En outre, le rapport recommande la nécessité d’accords commerciaux donnant la priorité à la santé publique et d’interprétations des lois économiques plus axées sur la santé afin de garantir que la santé publique ne continue pas à être perdante face à des mesures économiques étroites et dépassées.

Certains pays ont connu des succès malgré une forte opposition de l’industrie. En Estonie, une coalition de partenaires du secteur de la santé, comprenant des dentistes, des infirmières et des médecins, a contribué à faire progresser la législation visant à taxer les boissons sucrées. Au Kirghizistan, les conseils de femmes ont joué un rôle de plaidoyer important pour parvenir à l’adoption de la lutte antitabac. La mobilisation nationale et internationale des organisations de la société civile a contribué à garantir l’adoption d’une législation antitabac en Slovénie. Il reste encore beaucoup à faire pour aider les décideurs politiques et les groupes d’intérêt public à contrer le pouvoir, les ressources et le lobbying de l’industrie.

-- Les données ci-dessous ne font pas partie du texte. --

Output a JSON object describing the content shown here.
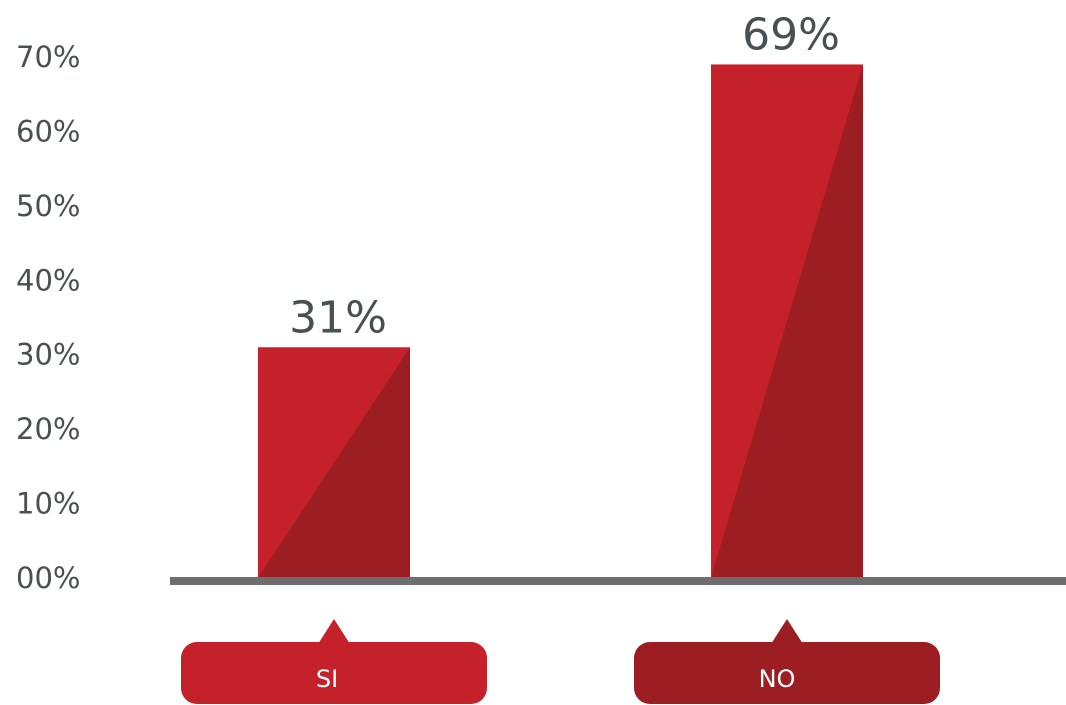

S’exprimant lors du lancement du rapport, le Dr Gauden Galea, conseiller stratégique du directeur régional pour les maladies non transmissibles et l’innovation du Bureau régional de l’OMS pour l’Europe, a déclaré : « Les pratiques insidieuses de puissantes industries ne sont pas apparues du jour au lendemain, et elles ne le seront pas. s’en aller facilement. Il s’agit d’un effort à long terme qui nécessite avant tout une volonté politique. Nous voyons clairement à quel point le comportement des grandes industries nuit à la santé publique et crée des maladies et des souffrances inutiles. L’éventail d’études de cas contenues dans notre rapport montre l’ampleur de l’ingérence de l’industrie qui se produit actuellement dans notre région et que nos mécanismes actuels de prévention des MNT sont totalement inadaptés à leur objectif. Les pays doivent rendre compte de leurs progrès lors de la réunion de haut niveau des Nations Unies sur les MNT en septembre 2025, et le temps presse. Cela nécessitera tous nos efforts – États membres, société civile, universités et organisations internationales – pour protéger les politiques publiques et protéger les générations futures contre les maladies chroniques évitables.

Rédigé par

Archie Mitchell

Archie Mitchell, with a prestigious master's degree from France and two decades of experience, is an authority in his field, renowned for making complex subjects engaging through his blog. At 49, he seamlessly merges academic knowledge with practical insights, aimed at educating and empowering his audience. Beyond his professional life, Archie's hobbies and personal interests add depth to his writing, making it a valuable resource for both professionals and enthusiasts looking to expand their understanding.